- Born: Gabriel Charles Koerner June 14, 1982 (age 43) Waterbury, Connecticut, U.S.
- Occupation(s): Visual effects artist, actor
- Known for: Trekkies

= Gabriel Köerner =

Gabriel Charles Köerner (born June 14, 1982, in Waterbury, Connecticut) is a visual effects artist and well-known Star Trek fan ("Trekkie"). Köerner appeared as a profilee in the documentary Trekkies (1997) and its sequel Trekkies 2 (2004), and went on to make guest appearances on The Drew Carey Show, as the "Star Trek Geek" on Beat the Geeks, and as an aficionado of Star Trek memorabilia in season 5 of Storage Wars.

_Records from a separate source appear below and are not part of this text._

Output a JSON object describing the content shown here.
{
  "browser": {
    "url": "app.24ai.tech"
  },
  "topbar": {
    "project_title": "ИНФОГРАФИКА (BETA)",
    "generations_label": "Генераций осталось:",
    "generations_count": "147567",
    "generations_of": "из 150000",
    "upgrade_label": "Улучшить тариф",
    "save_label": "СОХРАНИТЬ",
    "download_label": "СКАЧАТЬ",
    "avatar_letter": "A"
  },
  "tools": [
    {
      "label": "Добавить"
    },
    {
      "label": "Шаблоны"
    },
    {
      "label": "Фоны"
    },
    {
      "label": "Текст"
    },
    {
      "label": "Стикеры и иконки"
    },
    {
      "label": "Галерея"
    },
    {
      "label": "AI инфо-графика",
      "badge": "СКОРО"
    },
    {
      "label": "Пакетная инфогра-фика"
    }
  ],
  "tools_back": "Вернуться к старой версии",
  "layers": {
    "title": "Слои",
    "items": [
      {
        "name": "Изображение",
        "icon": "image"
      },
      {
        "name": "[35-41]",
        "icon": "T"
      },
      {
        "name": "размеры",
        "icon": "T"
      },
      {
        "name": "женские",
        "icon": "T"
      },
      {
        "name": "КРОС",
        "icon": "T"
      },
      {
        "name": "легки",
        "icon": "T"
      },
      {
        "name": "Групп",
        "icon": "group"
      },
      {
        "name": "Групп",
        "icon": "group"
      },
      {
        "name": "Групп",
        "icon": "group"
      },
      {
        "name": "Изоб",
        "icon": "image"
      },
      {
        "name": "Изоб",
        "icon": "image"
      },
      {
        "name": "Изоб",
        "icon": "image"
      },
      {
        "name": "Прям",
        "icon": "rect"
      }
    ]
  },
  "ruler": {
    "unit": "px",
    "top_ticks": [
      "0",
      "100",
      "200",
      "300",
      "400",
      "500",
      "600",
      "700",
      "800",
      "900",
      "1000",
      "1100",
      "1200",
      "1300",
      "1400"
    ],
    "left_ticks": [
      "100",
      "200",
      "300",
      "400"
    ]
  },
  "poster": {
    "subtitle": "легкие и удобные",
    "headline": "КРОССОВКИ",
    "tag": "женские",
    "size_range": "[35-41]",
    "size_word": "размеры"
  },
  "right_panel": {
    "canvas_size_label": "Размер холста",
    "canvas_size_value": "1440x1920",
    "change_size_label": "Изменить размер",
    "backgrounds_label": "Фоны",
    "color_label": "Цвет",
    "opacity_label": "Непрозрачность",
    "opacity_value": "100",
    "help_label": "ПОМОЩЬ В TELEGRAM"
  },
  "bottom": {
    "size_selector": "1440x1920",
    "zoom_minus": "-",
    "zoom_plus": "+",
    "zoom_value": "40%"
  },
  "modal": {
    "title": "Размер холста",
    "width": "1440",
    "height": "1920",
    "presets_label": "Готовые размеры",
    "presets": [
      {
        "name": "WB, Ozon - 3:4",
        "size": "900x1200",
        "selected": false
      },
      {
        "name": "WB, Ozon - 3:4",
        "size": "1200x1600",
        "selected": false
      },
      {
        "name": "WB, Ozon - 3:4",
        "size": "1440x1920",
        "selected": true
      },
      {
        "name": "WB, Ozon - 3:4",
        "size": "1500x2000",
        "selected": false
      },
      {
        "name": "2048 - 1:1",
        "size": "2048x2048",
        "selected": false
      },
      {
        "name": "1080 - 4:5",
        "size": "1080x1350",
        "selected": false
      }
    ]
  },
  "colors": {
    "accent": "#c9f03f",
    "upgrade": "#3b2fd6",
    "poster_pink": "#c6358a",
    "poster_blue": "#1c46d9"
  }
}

As a VFX artist, he fulfilled his lifelong Star Trek dream by working on the series finale of Star Trek: Enterprise. He was a member of the teams that earned a Visual Effects Society Award nomination for Outstanding Models and Miniatures and a 2005 Emmy Award nomination for modeling work on the Sci-Fi Channel remake of Battlestar Galactica (2004). He also worked on the live-action film Speed Racer (2008).

Various scenes in Trekkies that feature Köerner were filmed in the town he lived in at the time, Bakersfield, California.